Congratulations to Dr. Susan Dudley for her success in the Ontario Ministry of Transportation HIGHWAY INFRASTRUCTURE INNOVATION FUNDING PROGRAM competition.

Dr. Dudley was funded for the project “Increasing biodiversity in MTO’s roadside seed mixes through the use of native seed”

Most of the roadsides belonging to the Ontario Ministry of Transportation, over 16,000 kilometers, are planted with non-native grasses. But the Ministry sees the potential for roadsides where native grasses and wildflowers thrive, providing habitat for bees and other pollinators. Through the Highway Infrastructure Innovation Funding Program, they are funding Dr. Susan Dudley, Biology, McMaster University for a three year study of the feasibility of native roadside plantings in Ontario. Starting this fall, new Ph.D. student Stefan Weber will initiate experimental studies along 1.4 km of roadside to determine what planting practices and native species work best in Ontario roadsides.

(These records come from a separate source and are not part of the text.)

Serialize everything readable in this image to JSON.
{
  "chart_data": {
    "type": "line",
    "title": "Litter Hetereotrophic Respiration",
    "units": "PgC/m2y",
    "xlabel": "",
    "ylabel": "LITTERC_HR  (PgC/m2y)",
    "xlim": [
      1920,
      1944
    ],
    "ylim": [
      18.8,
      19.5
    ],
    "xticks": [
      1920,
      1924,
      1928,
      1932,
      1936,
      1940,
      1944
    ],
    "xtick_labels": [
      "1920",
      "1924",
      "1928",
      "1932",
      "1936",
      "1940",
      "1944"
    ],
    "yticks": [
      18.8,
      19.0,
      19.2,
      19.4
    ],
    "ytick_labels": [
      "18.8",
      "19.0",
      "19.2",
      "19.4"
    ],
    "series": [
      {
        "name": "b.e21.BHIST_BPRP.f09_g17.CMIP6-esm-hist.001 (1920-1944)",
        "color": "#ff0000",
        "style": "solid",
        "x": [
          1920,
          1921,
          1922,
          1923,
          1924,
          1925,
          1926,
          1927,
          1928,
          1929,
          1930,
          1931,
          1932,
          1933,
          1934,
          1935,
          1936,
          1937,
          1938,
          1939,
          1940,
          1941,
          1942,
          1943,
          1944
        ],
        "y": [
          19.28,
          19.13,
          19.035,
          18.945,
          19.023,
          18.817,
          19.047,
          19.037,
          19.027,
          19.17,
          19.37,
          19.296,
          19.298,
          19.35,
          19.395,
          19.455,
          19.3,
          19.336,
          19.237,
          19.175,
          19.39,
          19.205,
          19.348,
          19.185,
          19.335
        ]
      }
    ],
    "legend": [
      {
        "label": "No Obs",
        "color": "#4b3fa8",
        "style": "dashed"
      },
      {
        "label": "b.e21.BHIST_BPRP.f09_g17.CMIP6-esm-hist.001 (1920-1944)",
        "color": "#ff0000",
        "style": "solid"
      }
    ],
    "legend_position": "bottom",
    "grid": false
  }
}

He will also review best practices for Iowa, Saskatchewan, Minnesota, and other jurisdictions that carry out successful native roadside plantings. Stefan comes in with an M.Sc. from the University of Guelph and ecological restoration experience from his work at St. Williams Nursery & Ecology Centre. Dr. Dudley will recruit a Master’s student for next summer who will study existing Ontario native roadside plantings on the 407, Highway 40, and the Rt. Hon. Herb Gray Parkway. Native roadside plantings are not just pretty, but also provide considerable ecological benefits. They potentially create ecological corridors that reduce habitat fragmentation and buffer plants and animals against climate change.